The mapper is fairly simple. It's just a count group query like we did in the previous section, but without plotting the results. The following shell code runs these mappers in parallel.
$ for file in /data/Twitter\ dataset/geoTwitter20-01-0*.zip; do
unzip -p "$file" \
| jq '.place.country_code' \
| sort \
| uniq -c \
| sort -n \
> map.$(basename "$file").dat &
done
The reducer is more complicated. The code below performs the reduce step by merging all of the outputs from the map step into a single file.
cat map.geoTwitter20-01-01.zip.dat | while read line; do
country_code=$(echo "$line" | sed 's/[^a-zA-Z"]//g')
counts=$(cat map.* | grep "$country_code" | sed 's/[^0-9]//g')
sum=$(echo $counts | sed 's/ /+/g' | bc)
echo "$sum" "$country_code"
done | sort -n > reduce
The while loop above reads each line from stdin (i.e. the output of the cat
command) one at a time, storing it in the line
variable.
We then extract the country code, search all of the map files for that country code, and sum their totals together with the bc
command (bc stands for basic calculator and is the main tool for doing math in the shell).
The final output is re-sorted and stored in the file reduce
.
Exercise: Run the map and reduce procedures above. Then create a plot of the results in the file
country_code_mapreduce.png
. Upload your plot to github and ensure that it appears below.

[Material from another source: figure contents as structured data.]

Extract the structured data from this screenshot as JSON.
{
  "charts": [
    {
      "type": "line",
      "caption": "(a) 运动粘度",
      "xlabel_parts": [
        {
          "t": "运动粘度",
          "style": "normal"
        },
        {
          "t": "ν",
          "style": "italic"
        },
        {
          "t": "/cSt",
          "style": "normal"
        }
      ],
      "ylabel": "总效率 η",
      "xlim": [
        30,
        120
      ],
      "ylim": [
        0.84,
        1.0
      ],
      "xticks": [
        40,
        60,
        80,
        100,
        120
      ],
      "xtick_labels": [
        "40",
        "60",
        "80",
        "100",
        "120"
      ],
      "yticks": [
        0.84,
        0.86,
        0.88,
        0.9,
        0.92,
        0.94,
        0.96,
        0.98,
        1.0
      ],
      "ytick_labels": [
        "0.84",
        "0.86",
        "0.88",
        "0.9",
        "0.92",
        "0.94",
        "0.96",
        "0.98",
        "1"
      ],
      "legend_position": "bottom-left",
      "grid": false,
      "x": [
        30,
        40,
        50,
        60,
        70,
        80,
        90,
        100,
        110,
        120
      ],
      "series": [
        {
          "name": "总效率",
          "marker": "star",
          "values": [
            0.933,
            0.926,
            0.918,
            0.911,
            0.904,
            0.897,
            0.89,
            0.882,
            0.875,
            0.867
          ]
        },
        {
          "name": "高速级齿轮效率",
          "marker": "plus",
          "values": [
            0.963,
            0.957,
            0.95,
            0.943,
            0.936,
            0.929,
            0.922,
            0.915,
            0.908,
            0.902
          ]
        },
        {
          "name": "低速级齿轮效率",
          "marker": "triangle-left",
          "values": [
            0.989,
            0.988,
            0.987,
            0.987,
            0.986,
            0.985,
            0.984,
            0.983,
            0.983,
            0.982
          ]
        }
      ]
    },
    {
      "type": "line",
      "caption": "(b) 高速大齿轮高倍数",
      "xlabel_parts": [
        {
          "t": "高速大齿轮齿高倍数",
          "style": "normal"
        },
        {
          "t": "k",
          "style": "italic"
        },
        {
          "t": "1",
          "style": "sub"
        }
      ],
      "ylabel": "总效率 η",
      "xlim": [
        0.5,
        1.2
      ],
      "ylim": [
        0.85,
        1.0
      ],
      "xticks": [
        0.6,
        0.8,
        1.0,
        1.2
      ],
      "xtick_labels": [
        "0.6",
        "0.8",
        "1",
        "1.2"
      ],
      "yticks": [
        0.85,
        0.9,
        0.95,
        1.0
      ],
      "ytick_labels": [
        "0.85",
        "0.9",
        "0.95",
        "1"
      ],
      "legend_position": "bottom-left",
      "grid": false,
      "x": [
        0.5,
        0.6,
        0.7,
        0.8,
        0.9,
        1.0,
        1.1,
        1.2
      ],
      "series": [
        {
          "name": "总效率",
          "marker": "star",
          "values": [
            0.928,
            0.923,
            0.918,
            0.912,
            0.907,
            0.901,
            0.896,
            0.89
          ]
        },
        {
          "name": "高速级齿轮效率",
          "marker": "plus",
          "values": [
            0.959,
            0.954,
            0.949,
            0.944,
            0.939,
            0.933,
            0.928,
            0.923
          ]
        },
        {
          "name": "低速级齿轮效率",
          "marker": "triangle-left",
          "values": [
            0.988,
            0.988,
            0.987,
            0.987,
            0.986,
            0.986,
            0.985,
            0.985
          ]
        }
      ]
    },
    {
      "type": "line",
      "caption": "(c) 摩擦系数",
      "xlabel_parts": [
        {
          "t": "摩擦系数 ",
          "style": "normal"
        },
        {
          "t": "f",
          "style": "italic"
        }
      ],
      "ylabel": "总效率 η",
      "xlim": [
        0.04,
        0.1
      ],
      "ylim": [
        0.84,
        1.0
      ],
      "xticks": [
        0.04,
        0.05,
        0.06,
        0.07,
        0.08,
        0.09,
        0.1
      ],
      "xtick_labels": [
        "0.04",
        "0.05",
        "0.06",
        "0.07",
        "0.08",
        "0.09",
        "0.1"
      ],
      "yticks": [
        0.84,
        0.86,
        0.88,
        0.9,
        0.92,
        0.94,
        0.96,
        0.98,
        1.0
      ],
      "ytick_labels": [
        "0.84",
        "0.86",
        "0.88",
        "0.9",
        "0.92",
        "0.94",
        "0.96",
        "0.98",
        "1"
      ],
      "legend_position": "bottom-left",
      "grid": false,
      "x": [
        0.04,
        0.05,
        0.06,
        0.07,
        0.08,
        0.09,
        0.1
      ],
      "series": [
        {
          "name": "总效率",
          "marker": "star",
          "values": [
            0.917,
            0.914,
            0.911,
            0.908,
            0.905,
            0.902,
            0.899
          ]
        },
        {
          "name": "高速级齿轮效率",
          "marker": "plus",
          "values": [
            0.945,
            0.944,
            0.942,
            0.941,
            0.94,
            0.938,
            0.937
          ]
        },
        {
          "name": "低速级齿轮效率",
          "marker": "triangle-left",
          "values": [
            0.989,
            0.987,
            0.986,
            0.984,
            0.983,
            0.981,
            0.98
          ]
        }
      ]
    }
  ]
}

In this last section, you will have to write your own MapReduce procedure based on the code above. I want you to calculate how many tweets sent from the United States are written in each language over the period Jan 1 to Jan 9 2020.
Hint: You should modify the above commands to filter out tweets that don't come from the US with the
grep
command. You should also modify the command to do a count group by query on the language the tweet was written in. You'll have to examine the JSON objects in order to figure out where this information is stored.
Plot the top 20 languages into the file uslang-top20.png
and upload it to github.
Upload the url of your forked github repo to sakai. In order to get full credit for the lab, you'll need to have all of the images uploaded to github.
The lab is worth 4 points. Part 6 is worth 2 points, and the rest of the lab the other 2 points.